This is EXACTLY what we've been talking about regarding the monetization potential for maps and local search.
It's a map-based local (real estate) search site with advertising. Redfin is only available in Seattle, but it is noteworthy for many reasons.
First, it offers better resolution than what's otherwise available online via satellite mapping. While HousingMaps uses Craigslist data, this has complete MLS data (for Seattle). It also features lots of internal and external photographs, detailed property descriptions and personalization features.
Google and Yahoo! are now permitting (via an API) third parties to layer data on top of their maps (a la HousingMaps). Yahoo! insists upon hosting the maps, whereas Google will allow third-party developers to put the maps on their own sites.

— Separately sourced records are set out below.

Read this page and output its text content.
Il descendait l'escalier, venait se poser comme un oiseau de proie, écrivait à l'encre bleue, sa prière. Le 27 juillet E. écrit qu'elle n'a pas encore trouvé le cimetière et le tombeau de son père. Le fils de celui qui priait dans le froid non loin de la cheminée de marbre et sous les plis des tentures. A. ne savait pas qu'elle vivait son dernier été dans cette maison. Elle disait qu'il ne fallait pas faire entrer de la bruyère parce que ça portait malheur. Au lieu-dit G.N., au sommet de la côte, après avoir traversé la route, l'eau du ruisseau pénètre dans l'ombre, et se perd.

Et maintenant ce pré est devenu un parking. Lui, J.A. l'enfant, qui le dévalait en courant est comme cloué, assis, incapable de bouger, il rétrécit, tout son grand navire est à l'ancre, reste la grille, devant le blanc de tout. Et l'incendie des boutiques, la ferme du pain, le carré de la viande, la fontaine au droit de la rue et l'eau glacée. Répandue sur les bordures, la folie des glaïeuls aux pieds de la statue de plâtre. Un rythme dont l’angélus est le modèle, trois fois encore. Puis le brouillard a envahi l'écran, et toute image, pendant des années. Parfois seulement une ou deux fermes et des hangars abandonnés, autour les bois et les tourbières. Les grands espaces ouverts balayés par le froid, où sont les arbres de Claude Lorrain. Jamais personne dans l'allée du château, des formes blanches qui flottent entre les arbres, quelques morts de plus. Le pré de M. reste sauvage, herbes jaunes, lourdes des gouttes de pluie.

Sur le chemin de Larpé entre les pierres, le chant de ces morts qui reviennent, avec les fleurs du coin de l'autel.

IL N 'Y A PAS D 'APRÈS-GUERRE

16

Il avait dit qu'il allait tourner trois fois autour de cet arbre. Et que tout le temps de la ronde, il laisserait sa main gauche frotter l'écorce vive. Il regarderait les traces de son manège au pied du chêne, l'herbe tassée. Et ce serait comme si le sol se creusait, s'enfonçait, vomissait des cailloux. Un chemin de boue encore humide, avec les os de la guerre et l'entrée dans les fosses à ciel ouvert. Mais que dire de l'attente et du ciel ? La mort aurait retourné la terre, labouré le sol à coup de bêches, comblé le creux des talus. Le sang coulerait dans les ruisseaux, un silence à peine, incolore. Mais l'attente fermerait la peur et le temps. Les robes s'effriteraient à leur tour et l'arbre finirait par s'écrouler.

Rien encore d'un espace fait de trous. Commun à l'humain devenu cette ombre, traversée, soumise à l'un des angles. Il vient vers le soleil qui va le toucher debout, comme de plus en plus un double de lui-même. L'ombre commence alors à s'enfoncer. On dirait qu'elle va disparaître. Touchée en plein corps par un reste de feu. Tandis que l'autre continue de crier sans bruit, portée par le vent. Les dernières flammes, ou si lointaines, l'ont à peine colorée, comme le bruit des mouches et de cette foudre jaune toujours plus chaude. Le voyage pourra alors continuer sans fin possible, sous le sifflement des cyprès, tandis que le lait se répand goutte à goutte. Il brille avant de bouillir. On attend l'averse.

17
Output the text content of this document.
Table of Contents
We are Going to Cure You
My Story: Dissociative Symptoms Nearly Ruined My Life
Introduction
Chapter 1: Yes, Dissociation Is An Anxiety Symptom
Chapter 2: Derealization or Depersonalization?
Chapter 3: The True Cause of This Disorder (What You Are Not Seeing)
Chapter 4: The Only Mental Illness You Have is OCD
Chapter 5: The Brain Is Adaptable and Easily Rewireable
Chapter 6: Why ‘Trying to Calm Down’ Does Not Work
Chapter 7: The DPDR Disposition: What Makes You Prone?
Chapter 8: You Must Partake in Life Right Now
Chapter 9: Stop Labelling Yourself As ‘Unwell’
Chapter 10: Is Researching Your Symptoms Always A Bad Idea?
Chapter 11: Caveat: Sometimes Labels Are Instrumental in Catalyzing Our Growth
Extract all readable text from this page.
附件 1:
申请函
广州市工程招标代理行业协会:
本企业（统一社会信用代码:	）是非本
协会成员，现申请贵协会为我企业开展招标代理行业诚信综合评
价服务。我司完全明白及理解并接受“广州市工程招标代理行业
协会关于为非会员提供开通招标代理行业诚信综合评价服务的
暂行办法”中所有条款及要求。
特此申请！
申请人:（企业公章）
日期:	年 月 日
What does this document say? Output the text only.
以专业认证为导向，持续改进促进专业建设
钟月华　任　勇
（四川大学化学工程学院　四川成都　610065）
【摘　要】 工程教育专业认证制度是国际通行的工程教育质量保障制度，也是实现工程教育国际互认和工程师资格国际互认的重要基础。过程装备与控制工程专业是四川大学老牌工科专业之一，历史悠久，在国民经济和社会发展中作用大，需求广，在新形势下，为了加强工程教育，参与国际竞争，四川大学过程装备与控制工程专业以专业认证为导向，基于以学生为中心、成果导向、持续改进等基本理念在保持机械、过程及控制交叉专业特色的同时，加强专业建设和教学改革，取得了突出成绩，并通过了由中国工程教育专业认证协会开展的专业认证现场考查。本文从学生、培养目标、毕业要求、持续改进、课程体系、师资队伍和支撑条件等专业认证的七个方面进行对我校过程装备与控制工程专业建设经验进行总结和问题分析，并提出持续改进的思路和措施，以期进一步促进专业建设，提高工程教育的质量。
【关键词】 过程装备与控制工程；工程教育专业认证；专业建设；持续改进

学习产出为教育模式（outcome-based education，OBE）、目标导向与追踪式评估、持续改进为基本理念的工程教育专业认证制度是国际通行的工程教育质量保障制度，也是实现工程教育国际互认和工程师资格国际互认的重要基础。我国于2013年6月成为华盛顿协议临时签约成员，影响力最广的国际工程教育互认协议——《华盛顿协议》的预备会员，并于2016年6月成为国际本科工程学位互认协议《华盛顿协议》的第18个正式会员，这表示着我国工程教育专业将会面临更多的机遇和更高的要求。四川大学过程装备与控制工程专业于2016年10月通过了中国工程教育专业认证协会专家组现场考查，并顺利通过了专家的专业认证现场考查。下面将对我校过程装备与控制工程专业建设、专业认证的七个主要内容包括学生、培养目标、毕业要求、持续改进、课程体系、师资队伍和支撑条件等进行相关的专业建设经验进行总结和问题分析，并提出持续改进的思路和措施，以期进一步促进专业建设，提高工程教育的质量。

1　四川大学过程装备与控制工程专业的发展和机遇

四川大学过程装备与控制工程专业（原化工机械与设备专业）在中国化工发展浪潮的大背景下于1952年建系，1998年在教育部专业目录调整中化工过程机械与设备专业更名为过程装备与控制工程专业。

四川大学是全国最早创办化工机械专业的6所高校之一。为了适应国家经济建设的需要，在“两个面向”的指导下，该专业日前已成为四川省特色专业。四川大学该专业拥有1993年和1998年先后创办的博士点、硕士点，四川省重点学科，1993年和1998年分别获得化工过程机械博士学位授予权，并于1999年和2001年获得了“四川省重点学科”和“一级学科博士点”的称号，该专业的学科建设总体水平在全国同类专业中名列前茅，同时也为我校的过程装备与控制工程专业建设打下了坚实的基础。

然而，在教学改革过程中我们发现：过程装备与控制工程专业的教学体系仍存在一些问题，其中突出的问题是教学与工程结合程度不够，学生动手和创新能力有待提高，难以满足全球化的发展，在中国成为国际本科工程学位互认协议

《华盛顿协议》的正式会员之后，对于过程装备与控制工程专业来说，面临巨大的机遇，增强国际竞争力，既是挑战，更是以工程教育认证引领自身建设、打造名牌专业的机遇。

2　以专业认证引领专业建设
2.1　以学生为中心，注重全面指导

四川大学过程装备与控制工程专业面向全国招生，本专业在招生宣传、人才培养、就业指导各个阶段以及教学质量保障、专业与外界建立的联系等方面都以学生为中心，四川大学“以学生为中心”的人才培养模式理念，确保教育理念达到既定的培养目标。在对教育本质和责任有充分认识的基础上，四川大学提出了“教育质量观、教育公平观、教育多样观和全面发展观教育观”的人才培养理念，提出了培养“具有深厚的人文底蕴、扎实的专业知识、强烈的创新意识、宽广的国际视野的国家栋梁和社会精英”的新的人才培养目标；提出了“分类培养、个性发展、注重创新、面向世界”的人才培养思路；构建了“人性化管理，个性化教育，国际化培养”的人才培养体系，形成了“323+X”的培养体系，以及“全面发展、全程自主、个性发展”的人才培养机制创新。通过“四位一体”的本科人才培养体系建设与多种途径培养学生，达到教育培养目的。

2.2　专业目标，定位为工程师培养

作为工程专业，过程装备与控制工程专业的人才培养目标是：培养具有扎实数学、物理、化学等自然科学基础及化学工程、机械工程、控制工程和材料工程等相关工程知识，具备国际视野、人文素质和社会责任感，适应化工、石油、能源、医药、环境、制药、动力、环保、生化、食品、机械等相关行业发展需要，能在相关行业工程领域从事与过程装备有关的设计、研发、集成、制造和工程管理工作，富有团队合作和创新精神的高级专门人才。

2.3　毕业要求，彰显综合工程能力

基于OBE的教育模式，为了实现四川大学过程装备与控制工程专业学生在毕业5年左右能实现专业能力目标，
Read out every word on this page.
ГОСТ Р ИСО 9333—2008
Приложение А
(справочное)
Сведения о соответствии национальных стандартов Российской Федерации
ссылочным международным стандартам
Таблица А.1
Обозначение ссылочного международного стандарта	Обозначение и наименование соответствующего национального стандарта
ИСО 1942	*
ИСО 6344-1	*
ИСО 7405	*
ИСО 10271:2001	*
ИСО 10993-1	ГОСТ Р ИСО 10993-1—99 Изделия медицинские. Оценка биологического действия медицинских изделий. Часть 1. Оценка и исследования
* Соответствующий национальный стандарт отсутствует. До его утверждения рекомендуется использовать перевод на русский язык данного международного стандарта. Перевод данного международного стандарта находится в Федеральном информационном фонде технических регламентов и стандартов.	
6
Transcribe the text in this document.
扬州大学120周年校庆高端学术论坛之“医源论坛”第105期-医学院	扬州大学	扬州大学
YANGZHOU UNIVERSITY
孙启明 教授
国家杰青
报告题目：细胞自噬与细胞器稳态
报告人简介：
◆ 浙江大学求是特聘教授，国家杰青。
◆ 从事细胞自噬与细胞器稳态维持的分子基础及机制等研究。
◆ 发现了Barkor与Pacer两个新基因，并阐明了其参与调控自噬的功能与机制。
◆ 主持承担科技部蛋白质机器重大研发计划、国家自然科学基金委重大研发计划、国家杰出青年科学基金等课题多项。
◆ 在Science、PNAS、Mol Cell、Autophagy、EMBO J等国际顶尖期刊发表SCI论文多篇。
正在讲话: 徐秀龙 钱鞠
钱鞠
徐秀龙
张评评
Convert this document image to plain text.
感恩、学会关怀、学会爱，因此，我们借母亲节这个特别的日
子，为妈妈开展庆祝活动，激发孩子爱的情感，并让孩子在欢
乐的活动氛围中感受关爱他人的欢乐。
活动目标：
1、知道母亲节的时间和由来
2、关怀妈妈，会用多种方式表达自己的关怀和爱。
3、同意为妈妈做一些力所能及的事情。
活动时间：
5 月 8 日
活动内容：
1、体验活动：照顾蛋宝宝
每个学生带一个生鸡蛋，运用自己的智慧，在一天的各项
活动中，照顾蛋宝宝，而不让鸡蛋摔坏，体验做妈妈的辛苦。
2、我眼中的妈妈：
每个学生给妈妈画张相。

You can see it coming: Someone is going to potentially create a Redfin nationally with Google Maps before Google. For its part, Yahoo! should integrate maps into its real estate vertical.
The folks that can tackle this on a national scale will create an enormously powerful (and lucrative) vertical. Portals, search engines, real estate verticals (e.g., HomeGain) and, especially, newspapers take note.
Print real-estate classifieds were worth $4.2 billion in 2004, according to the NAA. As sites like Redfin develop across the country and more consumers use the Internet for home buying, that offline ad revenue is increasingly under pressure, which is why Classified Ventures bought HomeGain.
Newspapers must develop this type of dynamic (Redfin) functionality for their branded sites or risk losing consumers — and eventually advertisers — to others online, including their own verticals.